Hannah Wilke – SOS Starification Object Series (Back) (1974)
Wilke exhibits herself as a "starification object", her body marked by the stigmata of voyeurism. In a world ruled by the male gaze, she seems to have sprouted surreal vagina-like growths under the pressure of relentlessly being stared at. This feminist perspective on the oppression of looking turns the ancient tradition of the nude in art inside out to display the pain of being gazed at.
After Praxiteles – Capitoline Venus (copied from a 4th-century BC original)
The Greek sculptor Praxiteles more or less created the idea of the female nude. In one of his lost masterpieces, which can be seen only through later Roman copies, he portrayed the goddess Venus naked in a pose that ancient Greeks found intensely provocative. At least one onlooker is said to have attempted to copulate with it.
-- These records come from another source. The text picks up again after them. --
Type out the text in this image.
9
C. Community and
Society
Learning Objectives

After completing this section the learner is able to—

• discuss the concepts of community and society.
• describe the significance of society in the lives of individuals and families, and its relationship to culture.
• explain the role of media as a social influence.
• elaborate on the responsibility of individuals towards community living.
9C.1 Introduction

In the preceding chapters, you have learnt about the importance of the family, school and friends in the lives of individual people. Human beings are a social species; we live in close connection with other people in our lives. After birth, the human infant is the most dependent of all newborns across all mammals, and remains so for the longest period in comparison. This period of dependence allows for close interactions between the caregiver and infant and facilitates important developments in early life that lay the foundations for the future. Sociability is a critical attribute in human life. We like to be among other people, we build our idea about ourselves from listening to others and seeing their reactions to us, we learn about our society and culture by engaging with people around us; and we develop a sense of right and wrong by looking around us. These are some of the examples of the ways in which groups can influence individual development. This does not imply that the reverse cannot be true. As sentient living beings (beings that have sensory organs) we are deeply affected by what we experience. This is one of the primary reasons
In this alternative take on his daring theme, Praxiteles gives Venus a more decorous pose – even as she is seen naked, she attempts to cover herself modestly, in a way that actually draws attention to sexuality and its dangers.
Sandro Botticelli – The Birth of Venus (c 1484)
Botticelli revived the love goddess Venus in the Renaissance, posing her in the modest manner pioneered by the ancient artist Praxiteles, as he sets out not to titillate, but philosophise. According to Plato and his followers the contemplation of physical beauty can lead the mind to heavenly truth. Botticelli's Venus is not a sex object. She is a divine teacher of spiritual enlightenment. Hers is a beauty that heals the world.
Diego Velázquez – The Rokeby Venus (1647-51)
In the early 20th century this luxuriant nude was attacked by a suffragette who slashed it repeatedly. And yet, a second look at Velázquez's subtle painting reveals that it contains its own critique of looking. As we feast our eyes on pink flesh laid out amid rich silvers and reds, the model is looking in a mirror. Her features in the glass are blurred and hesitant, her expression grave. What is she thinking of? Velázquez makes us ask. He sets up an anxious tension between mind and body, between displayed flesh and secret soul. In so doing he paints a nude not only beautiful, but profound.